The Closterium peracerosum-strigosum-littorale (C. psl) complex is a unicellular, isogamous charophycean alga cells that is the closest unicellular relative to land plants. These algae are capable of forming two types of dormant diploid zygospores. Some populations form zygospores within single clones of cells (homothallic), whereas others form zygospores between different clones of cells (heterothallic). The heterothallic strains have two mating types, mt(-) and mt(+). When cells of opposite mating types are mixed in a nitrogen-deficient mating medium, mt(-) and mt(+) cells pair with each other and release protoplasts. This release is then followed by protoplast fusion (conjugation) leading to formation of a diploid zygospore. Sex pheromones termed protoplast-release inducing proteins produced by mt(-) and mt(+) cells facilitate this process.

A homothallic strain of Closterium forms selfing zygospores via the conjugation of two sister gametangial cells derived from one vegetative cell. Conjugation in the homothallic strain occurs mainly at low cell density and is regulated by an ortholog of a heterothallic sex-specific pheromone.

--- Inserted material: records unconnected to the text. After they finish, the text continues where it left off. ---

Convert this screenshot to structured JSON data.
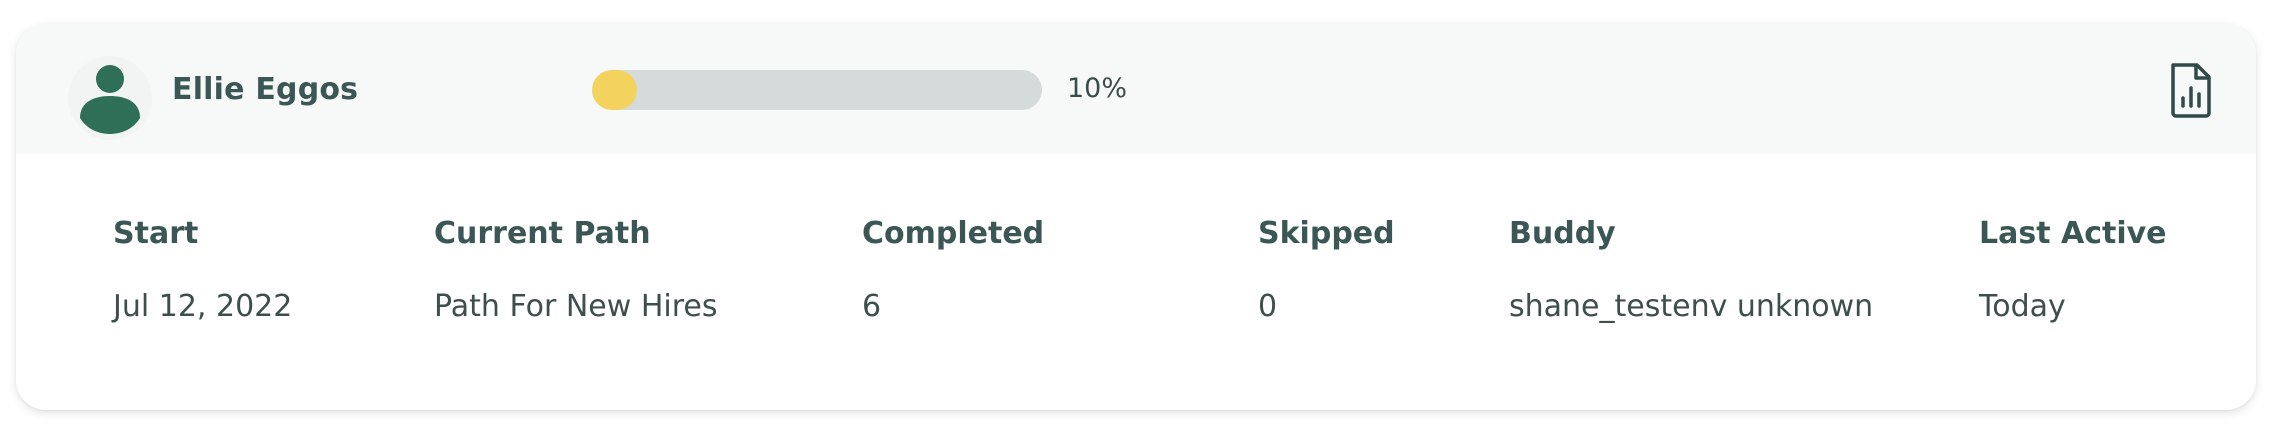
{
  "user": {
    "name": "Ellie Eggos"
  },
  "progress": {
    "value": 0.1,
    "label": "10%"
  },
  "icons": {
    "avatar": "user-avatar-icon",
    "report": "file-report-chart-icon"
  },
  "colors": {
    "accent_green": "#2f6f58",
    "progress_fill": "#f3d25e",
    "progress_track": "#d4dbda"
  },
  "details": {
    "columns": [
      {
        "header": "Start",
        "value": "Jul 12, 2022"
      },
      {
        "header": "Current Path",
        "value": "Path For New Hires"
      },
      {
        "header": "Completed",
        "value": "6"
      },
      {
        "header": "Skipped",
        "value": "0"
      },
      {
        "header": "Buddy",
        "value": "shane_testenv unknown"
      },
      {
        "header": "Last Active",
        "value": "Today"
      }
    ]
  }
}
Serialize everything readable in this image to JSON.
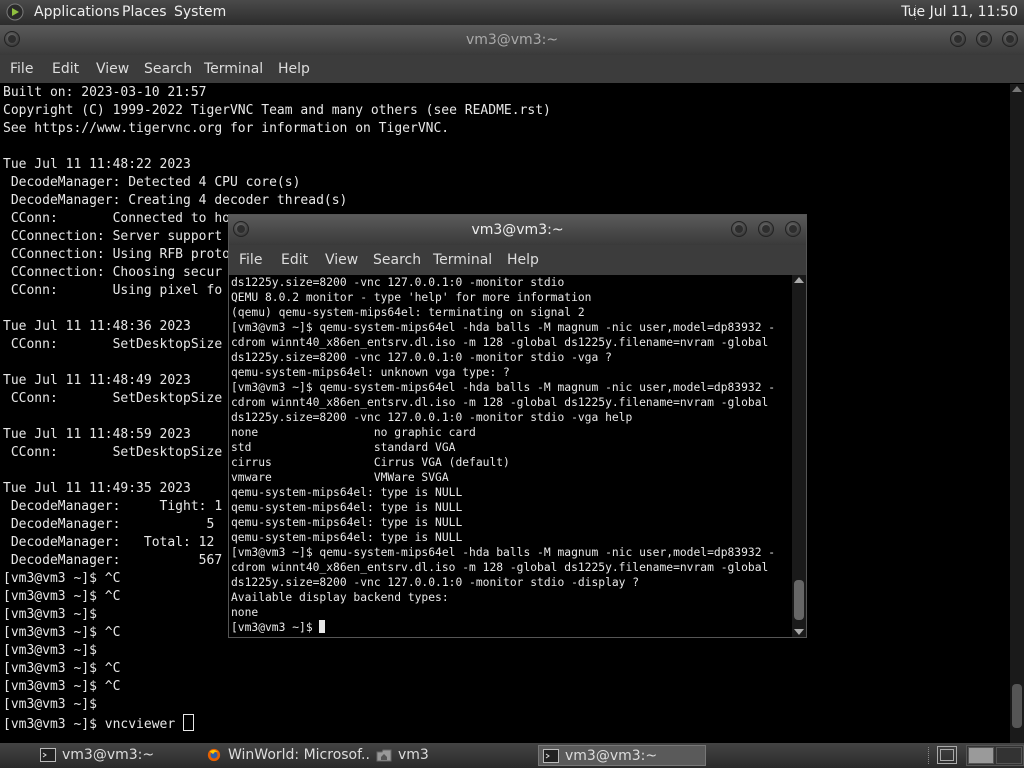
{
  "top_panel": {
    "menus": [
      "Applications",
      "Places",
      "System"
    ],
    "clock": "Tue Jul 11, 11:50"
  },
  "main_window": {
    "title": "vm3@vm3:~",
    "menu": [
      "File",
      "Edit",
      "View",
      "Search",
      "Terminal",
      "Help"
    ],
    "lines": [
      "Built on: 2023-03-10 21:57",
      "Copyright (C) 1999-2022 TigerVNC Team and many others (see README.rst)",
      "See https://www.tigervnc.org for information on TigerVNC.",
      "",
      "Tue Jul 11 11:48:22 2023",
      " DecodeManager: Detected 4 CPU core(s)",
      " DecodeManager: Creating 4 decoder thread(s)",
      " CConn:       Connected to ho",
      " CConnection: Server support",
      " CConnection: Using RFB proto",
      " CConnection: Choosing secur",
      " CConn:       Using pixel fo",
      "",
      "Tue Jul 11 11:48:36 2023",
      " CConn:       SetDesktopSize",
      "",
      "Tue Jul 11 11:48:49 2023",
      " CConn:       SetDesktopSize",
      "",
      "Tue Jul 11 11:48:59 2023",
      " CConn:       SetDesktopSize",
      "",
      "Tue Jul 11 11:49:35 2023",
      " DecodeManager:     Tight: 1",
      " DecodeManager:           5",
      " DecodeManager:   Total: 12",
      " DecodeManager:          567",
      "[vm3@vm3 ~]$ ^C",
      "[vm3@vm3 ~]$ ^C",
      "[vm3@vm3 ~]$",
      "[vm3@vm3 ~]$ ^C",
      "[vm3@vm3 ~]$",
      "[vm3@vm3 ~]$ ^C",
      "[vm3@vm3 ~]$ ^C",
      "[vm3@vm3 ~]$",
      "[vm3@vm3 ~]$ vncviewer "
    ]
  },
  "qemu_window": {
    "title": "vm3@vm3:~",
    "menu": [
      "File",
      "Edit",
      "View",
      "Search",
      "Terminal",
      "Help"
    ],
    "lines": [
      "ds1225y.size=8200 -vnc 127.0.0.1:0 -monitor stdio",
      "QEMU 8.0.2 monitor - type 'help' for more information",
      "(qemu) qemu-system-mips64el: terminating on signal 2",
      "[vm3@vm3 ~]$ qemu-system-mips64el -hda balls -M magnum -nic user,model=dp83932 -",
      "cdrom winnt40_x86en_entsrv.dl.iso -m 128 -global ds1225y.filename=nvram -global",
      "ds1225y.size=8200 -vnc 127.0.0.1:0 -monitor stdio -vga ?",
      "qemu-system-mips64el: unknown vga type: ?",
      "[vm3@vm3 ~]$ qemu-system-mips64el -hda balls -M magnum -nic user,model=dp83932 -",
      "cdrom winnt40_x86en_entsrv.dl.iso -m 128 -global ds1225y.filename=nvram -global",
      "ds1225y.size=8200 -vnc 127.0.0.1:0 -monitor stdio -vga help",
      "none                 no graphic card",
      "std                  standard VGA",
      "cirrus               Cirrus VGA (default)",
      "vmware               VMWare SVGA",
      "qemu-system-mips64el: type is NULL",
      "qemu-system-mips64el: type is NULL",
      "qemu-system-mips64el: type is NULL",
      "qemu-system-mips64el: type is NULL",
      "[vm3@vm3 ~]$ qemu-system-mips64el -hda balls -M magnum -nic user,model=dp83932 -",
      "cdrom winnt40_x86en_entsrv.dl.iso -m 128 -global ds1225y.filename=nvram -global",
      "ds1225y.size=8200 -vnc 127.0.0.1:0 -monitor stdio -display ?",
      "Available display backend types:",
      "none",
      "[vm3@vm3 ~]$ "
    ]
  },
  "taskbar": {
    "tasks": [
      {
        "label": "vm3@vm3:~",
        "icon": "terminal-icon",
        "active": false
      },
      {
        "label": "WinWorld: Microsof...",
        "icon": "firefox-icon",
        "active": false
      },
      {
        "label": "vm3",
        "icon": "folder-home-icon",
        "active": false
      },
      {
        "label": "vm3@vm3:~",
        "icon": "terminal-icon",
        "active": true
      }
    ]
  },
  "colors": {
    "terminal_bg": "#000000",
    "terminal_fg": "#e8e8e8",
    "panel_bg": "#3a3a3a",
    "menubar_bg": "#3c3c3c"
  }
}
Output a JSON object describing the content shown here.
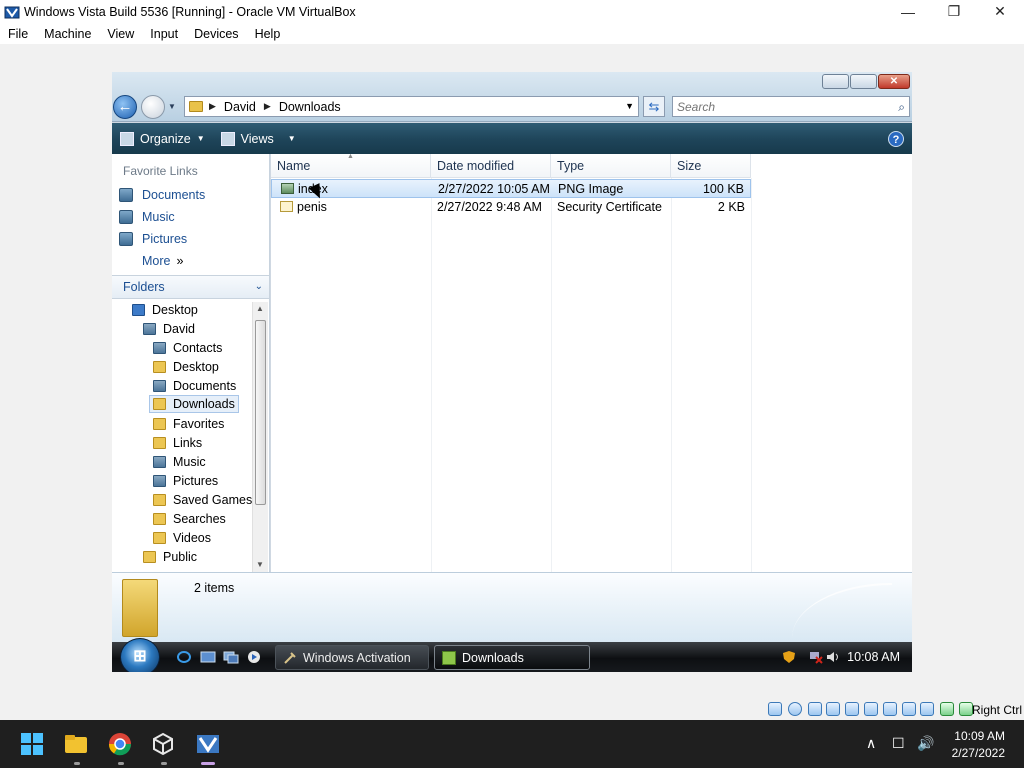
{
  "vbox": {
    "title": "Windows Vista Build 5536 [Running] - Oracle VM VirtualBox",
    "menu": [
      "File",
      "Machine",
      "View",
      "Input",
      "Devices",
      "Help"
    ],
    "host_key": "Right Ctrl"
  },
  "explorer": {
    "breadcrumb": [
      "David",
      "Downloads"
    ],
    "search_placeholder": "Search",
    "commands": {
      "organize": "Organize",
      "views": "Views"
    },
    "favorite_links_heading": "Favorite Links",
    "favorite_links": [
      "Documents",
      "Music",
      "Pictures",
      "More"
    ],
    "folders_heading": "Folders",
    "tree": [
      "Desktop",
      "David",
      "Contacts",
      "Desktop",
      "Documents",
      "Downloads",
      "Favorites",
      "Links",
      "Music",
      "Pictures",
      "Saved Games",
      "Searches",
      "Videos",
      "Public"
    ],
    "columns": [
      "Name",
      "Date modified",
      "Type",
      "Size"
    ],
    "files": [
      {
        "name": "index",
        "date": "2/27/2022 10:05 AM",
        "type": "PNG Image",
        "size": "100 KB"
      },
      {
        "name": "penis",
        "date": "2/27/2022 9:48 AM",
        "type": "Security Certificate",
        "size": "2 KB"
      }
    ],
    "item_count": "2 items"
  },
  "guest_taskbar": {
    "buttons": [
      "Windows Activation",
      "Downloads"
    ],
    "clock": "10:08 AM"
  },
  "host_taskbar": {
    "time": "10:09 AM",
    "date": "2/27/2022"
  },
  "colors": {
    "accent": "#1c4f92",
    "command_bar": "#1e4459",
    "selection": "#cde3f9"
  }
}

Although self-fertilization employs meiosis, it produces minimal genetic variability. Homothallism is thus a form of sex that is unlikely to be adaptively maintained by a benefit related to producing variability. However, homothallic meiosis may be maintained in Closterium peracerosum as an adaptation for surviving under stressful conditions such as growth in nitrogen depleted media at low cell density. A proposed adaptive benefit of meiosis is the promotion of homologous recombinational repair of DNA damages that can be caused by a stressful environment

==Habitats==
Like other desmids, Closterium is found in freshwater habitats. Closterium is usually attached to sediments or aquatic plants, but may sometimes be planktonic, i.e. free-floating in the water column, or found in wet soils. Most species prefer oligotrophic and slightly acidic waters, but a few species (for example Closterium aciculare) prefer eutrophic, slightly alkaline lakes.